A little over 18 months ago, a story broke out of Ohio that a mom was charged with a felony for falsifying information about where she lived to get her daughter into a different public school. Neither Kelley Williams-Bolar nor any other parent should be forced to choose between finding a better education and obeying the law. Back then I wrote:
For someone like me living in Colorado, with a strong (but not perfect) open enrollment law, the first reaction was: You have to lie to get your kid into another school district? It’s very sad that some K-12 systems can be so backward and unresponsive, but it’s symptomatic of a larger problem….
Well, color me naive. A new story from the Aspen Times (H/T Ed News Colorado) reports that the problem is real in the resort town’s high-end school district, and includes more than just one person:
According to [Aspen Superintendent Dr. John] Maloy, the district has already conducted more than 20 residency-related investigations this school year, which began last week for high schoolers and Monday for other students. Investigations are launched any time questions of residency arise or if proper residency documents are not provided.
In these cases, parents are called in for an interview.
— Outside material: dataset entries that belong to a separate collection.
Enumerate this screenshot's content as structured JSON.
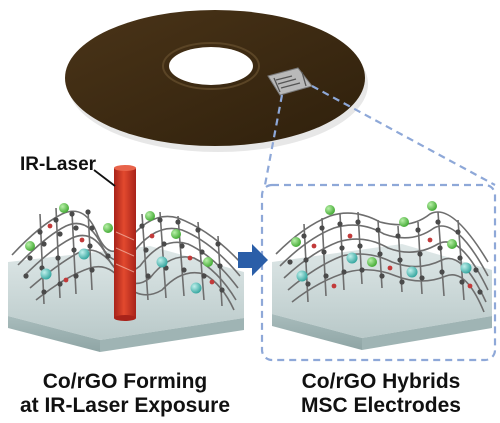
{
  "labels": {
    "laser": "IR-Laser"
  },
  "captions": {
    "left_line1": "Co/rGO Forming",
    "left_line2": "at IR-Laser Exposure",
    "right_line1": "Co/rGO Hybrids",
    "right_line2": "MSC Electrodes"
  },
  "colors": {
    "disc": "#3e2a12",
    "laser": "#d03a22",
    "arrow": "#2a5ea8",
    "dashed_outline": "#8ea8d8",
    "substrate": "#c9d6d6",
    "carbon_atom": "#4a4a4a",
    "cobalt_atom_green": "#5cc94a",
    "cobalt_atom_cyan": "#58c8c0"
  }
}
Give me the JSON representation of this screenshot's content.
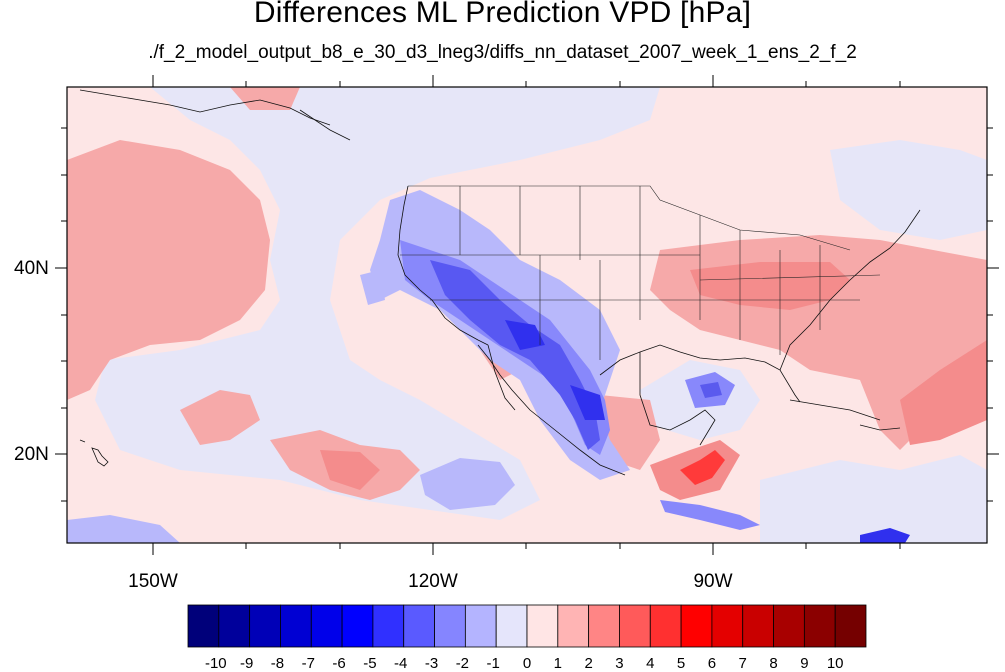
{
  "title": "Differences ML Prediction VPD [hPa]",
  "subtitle": "./f_2_model_output_b8_e_30_d3_lneg3/diffs_nn_dataset_2007_week_1_ens_2_f_2",
  "axes": {
    "lat_labels": [
      "40N",
      "20N"
    ],
    "lon_labels": [
      "150W",
      "120W",
      "90W"
    ]
  },
  "colorbar": {
    "labels": [
      "-10",
      "-9",
      "-8",
      "-7",
      "-6",
      "-5",
      "-4",
      "-3",
      "-2",
      "-1",
      "0",
      "1",
      "2",
      "3",
      "4",
      "5",
      "6",
      "7",
      "8",
      "9",
      "10"
    ],
    "colors": [
      "#00007a",
      "#00009b",
      "#0000b7",
      "#0000d3",
      "#0000ea",
      "#0000ff",
      "#3030ff",
      "#5a5aff",
      "#8585ff",
      "#b4b4ff",
      "#e5e5fb",
      "#ffe5e5",
      "#ffb4b4",
      "#ff8585",
      "#ff5a5a",
      "#ff3030",
      "#ff0000",
      "#e40000",
      "#c90000",
      "#a80000",
      "#8b0000",
      "#750000"
    ]
  },
  "colors": {
    "background": "#ffe8e8",
    "cool": "#e8e8fb",
    "warm": "#f7a8a8",
    "dry": "#4444ee"
  }
}
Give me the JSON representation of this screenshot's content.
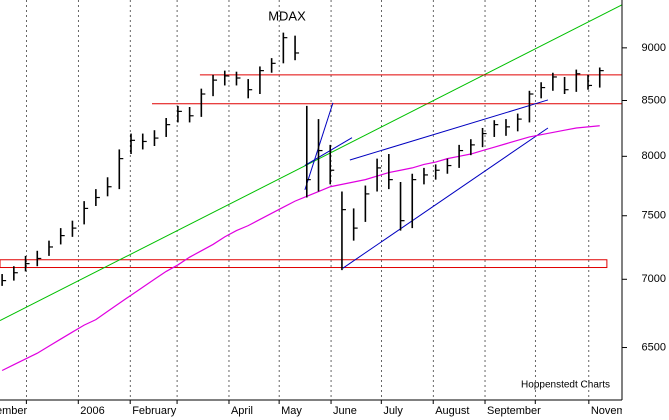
{
  "chart_data": {
    "type": "ohlc",
    "title": "MDAX",
    "source": "Hoppenstedt Charts",
    "color": "#000000",
    "x": [
      -6.5,
      -5.5,
      -4.5,
      -3.5,
      -2.5,
      -1.5,
      -0.5,
      0.5,
      1.5,
      2.5,
      3.5,
      4.5,
      5.5,
      6.5,
      7.5,
      8.5,
      9.5,
      10.5,
      11.5,
      12.5,
      13.5,
      14.5,
      15.5,
      16.5,
      17.5,
      18.5,
      19.5,
      20.5,
      21.5,
      22.5,
      23.5,
      24.5,
      25.5,
      26.5,
      27.5,
      28.5,
      29.5,
      30.5,
      31.5,
      32.5,
      33.5,
      34.5,
      35.5,
      36.5,
      37.5,
      38.5,
      39.5,
      40.5,
      41.5,
      42.5,
      43.5,
      44.5
    ],
    "high": [
      7040,
      7100,
      7180,
      7220,
      7300,
      7400,
      7460,
      7620,
      7720,
      7820,
      8060,
      8200,
      8200,
      8230,
      8340,
      8450,
      8440,
      8610,
      8740,
      8780,
      8770,
      8700,
      8820,
      8900,
      9150,
      9120,
      8450,
      8330,
      8100,
      7700,
      7560,
      7750,
      7980,
      8020,
      7780,
      7850,
      7900,
      7930,
      7980,
      8100,
      8150,
      8250,
      8320,
      8330,
      8380,
      8590,
      8670,
      8760,
      8720,
      8790,
      8740,
      8810
    ],
    "low": [
      6950,
      6990,
      7060,
      7100,
      7180,
      7270,
      7330,
      7430,
      7580,
      7660,
      7720,
      8020,
      8060,
      8090,
      8170,
      8300,
      8300,
      8350,
      8540,
      8640,
      8640,
      8520,
      8560,
      8760,
      8850,
      8880,
      7650,
      7700,
      7760,
      7070,
      7300,
      7450,
      7700,
      7720,
      7380,
      7400,
      7760,
      7800,
      7850,
      7900,
      8010,
      8080,
      8170,
      8180,
      8220,
      8300,
      8520,
      8590,
      8560,
      8580,
      8600,
      8620
    ],
    "close": [
      6990,
      7050,
      7120,
      7160,
      7250,
      7340,
      7400,
      7560,
      7650,
      7740,
      7980,
      8140,
      8130,
      8160,
      8280,
      8400,
      8360,
      8560,
      8690,
      8730,
      8710,
      8600,
      8780,
      8850,
      9100,
      8950,
      7800,
      8050,
      7880,
      7550,
      7400,
      7680,
      7900,
      7800,
      7460,
      7800,
      7840,
      7880,
      7920,
      8050,
      8100,
      8200,
      8280,
      8260,
      8330,
      8560,
      8620,
      8720,
      8600,
      8750,
      8640,
      8780
    ],
    "overlays": [
      {
        "color": "#e000e0",
        "values": [
          6340,
          6380,
          6420,
          6460,
          6510,
          6560,
          6610,
          6660,
          6700,
          6760,
          6820,
          6880,
          6940,
          7000,
          7060,
          7110,
          7170,
          7220,
          7270,
          7330,
          7380,
          7420,
          7470,
          7520,
          7570,
          7620,
          7660,
          7700,
          7740,
          7760,
          7780,
          7800,
          7830,
          7860,
          7880,
          7900,
          7930,
          7950,
          7980,
          8000,
          8020,
          8050,
          8080,
          8110,
          8140,
          8170,
          8190,
          8210,
          8230,
          8250,
          8260,
          8270
        ]
      }
    ],
    "trendlines": [
      {
        "color": "#00c000",
        "x": [
          -6.68,
          46.4
        ],
        "y": [
          6693,
          9430
        ]
      },
      {
        "color": "#e00000",
        "x": [
          10.38,
          46.4
        ],
        "y": [
          8740,
          8740
        ]
      },
      {
        "color": "#e00000",
        "x": [
          6.29,
          46.4
        ],
        "y": [
          8470,
          8470
        ]
      },
      {
        "color": "#0000c0",
        "x": [
          19.34,
          21.73
        ],
        "y": [
          7714,
          8478
        ]
      },
      {
        "color": "#0000c0",
        "x": [
          19.34,
          23.36
        ],
        "y": [
          7921,
          8163
        ]
      },
      {
        "color": "#0000c0",
        "x": [
          23.18,
          40.08
        ],
        "y": [
          7968,
          8505
        ]
      },
      {
        "color": "#0000c0",
        "x": [
          22.58,
          40.08
        ],
        "y": [
          7085,
          8250
        ]
      }
    ],
    "band": {
      "color": "#e00000",
      "x": [
        -6.68,
        45.11
      ],
      "y": [
        7090,
        7150
      ]
    },
    "xlim": [
      -8.9,
      46.4
    ],
    "ylim": [
      6140,
      9480
    ],
    "log_scale": true,
    "grid": "x",
    "xticks": [
      {
        "value": -8.86,
        "label": "November"
      },
      {
        "value": -4.43,
        "label": null
      },
      {
        "value": 0,
        "label": "2006"
      },
      {
        "value": 4.43,
        "label": "February"
      },
      {
        "value": 8.43,
        "label": null
      },
      {
        "value": 12.86,
        "label": "April"
      },
      {
        "value": 17.14,
        "label": "May"
      },
      {
        "value": 21.57,
        "label": "June"
      },
      {
        "value": 25.86,
        "label": "July"
      },
      {
        "value": 30.29,
        "label": "August"
      },
      {
        "value": 34.71,
        "label": "September"
      },
      {
        "value": 39,
        "label": null
      },
      {
        "value": 43.57,
        "label": "November"
      }
    ],
    "yticks": [
      6500,
      7000,
      7500,
      8000,
      8500,
      9000
    ]
  }
}
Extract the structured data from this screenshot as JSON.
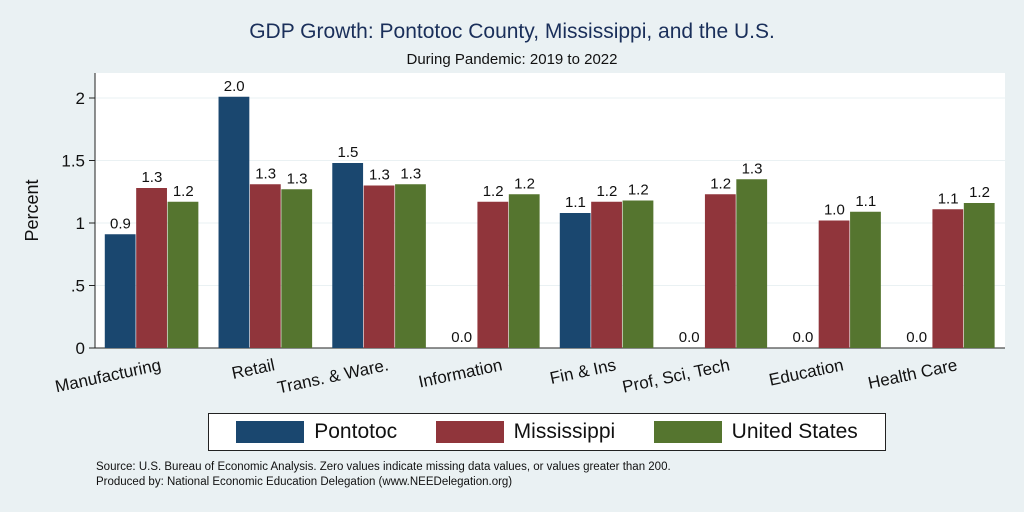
{
  "chart_data": {
    "type": "bar",
    "title": "GDP Growth: Pontotoc County, Mississippi, and the U.S.",
    "subtitle": "During Pandemic: 2019 to 2022",
    "ylabel": "Percent",
    "xlabel": "",
    "ylim": [
      0,
      2.2
    ],
    "yticks": [
      0,
      0.5,
      1,
      1.5,
      2
    ],
    "ytick_labels": [
      "0",
      ".5",
      "1",
      "1.5",
      "2"
    ],
    "grid": true,
    "legend_position": "bottom",
    "categories": [
      "Manufacturing",
      "Retail",
      "Trans. & Ware.",
      "Information",
      "Fin & Ins",
      "Prof, Sci, Tech",
      "Education",
      "Health Care"
    ],
    "series": [
      {
        "name": "Pontotoc",
        "color": "#1a476f",
        "values": [
          0.91,
          2.01,
          1.48,
          0,
          1.08,
          0,
          0,
          0
        ],
        "labels": [
          "0.9",
          "2.0",
          "1.5",
          "0.0",
          "1.1",
          "0.0",
          "0.0",
          "0.0"
        ]
      },
      {
        "name": "Mississippi",
        "color": "#90353b",
        "values": [
          1.28,
          1.31,
          1.3,
          1.17,
          1.17,
          1.23,
          1.02,
          1.11
        ],
        "labels": [
          "1.3",
          "1.3",
          "1.3",
          "1.2",
          "1.2",
          "1.2",
          "1.0",
          "1.1"
        ]
      },
      {
        "name": "United States",
        "color": "#55752f",
        "values": [
          1.17,
          1.27,
          1.31,
          1.23,
          1.18,
          1.35,
          1.09,
          1.16
        ],
        "labels": [
          "1.2",
          "1.3",
          "1.3",
          "1.2",
          "1.2",
          "1.3",
          "1.1",
          "1.2"
        ]
      }
    ]
  },
  "notes": {
    "source": "Source: U.S. Bureau of Economic Analysis. Zero values indicate missing data values, or values greater than 200.",
    "producer": "Produced by: National Economic Education Delegation (www.NEEDelegation.org)"
  }
}
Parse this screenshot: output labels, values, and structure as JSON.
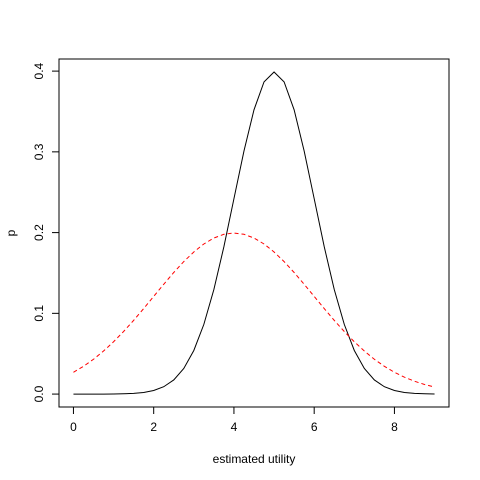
{
  "chart_data": {
    "type": "line",
    "xlabel": "estimated utility",
    "ylabel": "p",
    "x": [
      0,
      0.25,
      0.5,
      0.75,
      1,
      1.25,
      1.5,
      1.75,
      2,
      2.25,
      2.5,
      2.75,
      3,
      3.25,
      3.5,
      3.75,
      4,
      4.25,
      4.5,
      4.75,
      5,
      5.25,
      5.5,
      5.75,
      6,
      6.25,
      6.5,
      6.75,
      7,
      7.25,
      7.5,
      7.75,
      8,
      8.25,
      8.5,
      8.75,
      9
    ],
    "series": [
      {
        "color": "#000000",
        "dashed": false,
        "values": [
          0,
          0,
          0,
          0,
          0.0001,
          0.0004,
          0.0009,
          0.002,
          0.0044,
          0.0091,
          0.0175,
          0.0317,
          0.054,
          0.0863,
          0.1295,
          0.1826,
          0.242,
          0.3011,
          0.3521,
          0.3867,
          0.3989,
          0.3867,
          0.3521,
          0.3011,
          0.242,
          0.1826,
          0.1295,
          0.0863,
          0.054,
          0.0317,
          0.0175,
          0.0091,
          0.0044,
          0.002,
          0.0009,
          0.0004,
          0.0001
        ]
      },
      {
        "color": "#ff0000",
        "dashed": true,
        "values": [
          0.027,
          0.0344,
          0.0431,
          0.0533,
          0.0648,
          0.0775,
          0.0913,
          0.1059,
          0.121,
          0.136,
          0.1506,
          0.1641,
          0.176,
          0.1859,
          0.1933,
          0.1979,
          0.1995,
          0.1979,
          0.1933,
          0.1859,
          0.176,
          0.1641,
          0.1506,
          0.136,
          0.121,
          0.1059,
          0.0913,
          0.0775,
          0.0648,
          0.0533,
          0.0431,
          0.0344,
          0.027,
          0.0209,
          0.0159,
          0.0119,
          0.0088
        ]
      }
    ],
    "xlim": [
      -0.36,
      9.36
    ],
    "ylim": [
      -0.016,
      0.415
    ],
    "xticks": [
      0,
      2,
      4,
      6,
      8
    ],
    "yticks": [
      {
        "value": 0,
        "label": "0.0"
      },
      0.1,
      0.2,
      0.3,
      0.4
    ]
  }
}
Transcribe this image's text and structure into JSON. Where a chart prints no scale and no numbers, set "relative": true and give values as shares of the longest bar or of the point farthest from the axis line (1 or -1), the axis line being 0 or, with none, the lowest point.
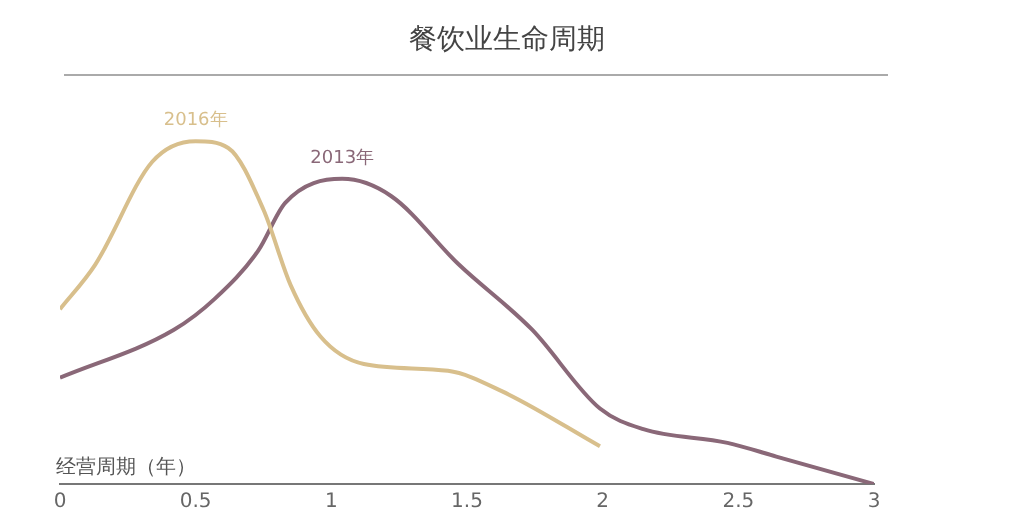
{
  "chart_data": {
    "type": "line",
    "title": "餐饮业生命周期",
    "xlabel": "经营周期（年）",
    "relative": true,
    "xlim": [
      0,
      3
    ],
    "xticks": [
      0,
      0.5,
      1,
      1.5,
      2,
      2.5,
      3
    ],
    "series": [
      {
        "name": "2016年",
        "color": "#d8bf8c",
        "x": [
          0,
          0.13,
          0.34,
          0.5,
          0.62,
          0.75,
          0.85,
          0.96,
          1.12,
          1.43,
          1.63,
          1.99
        ],
        "values": [
          0.51,
          0.64,
          0.94,
          1,
          0.98,
          0.8,
          0.58,
          0.43,
          0.35,
          0.33,
          0.27,
          0.11
        ]
      },
      {
        "name": "2013年",
        "color": "#8a6878",
        "x": [
          0,
          0.42,
          0.57,
          0.73,
          0.83,
          1.04,
          1.22,
          1.47,
          1.74,
          1.99,
          2.15,
          2.46,
          2.64,
          3
        ],
        "values": [
          0.31,
          0.45,
          0.54,
          0.68,
          0.82,
          0.89,
          0.84,
          0.64,
          0.45,
          0.22,
          0.16,
          0.12,
          0.08,
          0
        ]
      }
    ]
  }
}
If the concern persists, school resource officers — which include an Aspen police officer and a Pitkin County Sheriff’s deputy — are called in to conduct home visits.
In addition, the school district has been forced to consult with its attorneys after some district administrators received “threats” related to residency investigations. Attorneys have also been consulted about instances where parents attempt to hand over guardianship of their children to in-district families for the sole purpose of having the children attend the Aspen schools.
Say what? I hope my mom and dad aren’t reading this to get any ideas. I kind of like my bedroom and my stash of toys. But seriously, don’t you think one of the important messages here is that a significant number of Colorado parents out there demand something better for their children? As long as some are trapped in unwanted situations, even with a strong (but obviously imperfect) open enrollment law, we’re selling the promise short.
To be fair, the article later reports the superintendent saying that “not necessarily all” 20 cases involved deceptive efforts on enrollment documents. And furthermore, let’s be clear: Lying isn’t right. My parents have made that point effectively to me. But what does it say about the availability of excellent and otherwise desirable educational opportunities that some people are willing to go as far as they did? (You may be sensing a theme develop here….)
There is a right way for parents to go about finding the most suitable school for their children by taking advantage of the Colorado law that allows families to choose public schools within within and across district boundaries. The fantastic School Choice for Kids website is just the place you need to go for that. Know your rights and your options. Realize there are things many school boards can do to craft their local open enrollment policies to be more parent-friendly.
Kelley Williams-Bolar ended up being convicted and serving jail time, and since has started the Ohio Parents Union. She advocates for the power of the “parent trigger” law to help families like hers trapped in desperate schooling situations to get out and achieve something greater.
Without more information, it’s difficult to say how the situation compares for families living beyond the borders of the Aspen School District. The “parent trigger” could only exist as a viable option for the most consistently failing school systems. But the two stories are similar in this respect: Educational opportunities shouldn’t seem so dire that families are confronted with serious temptation to lie or break the law as what seems the best (or only) way to escape their limited boundaries.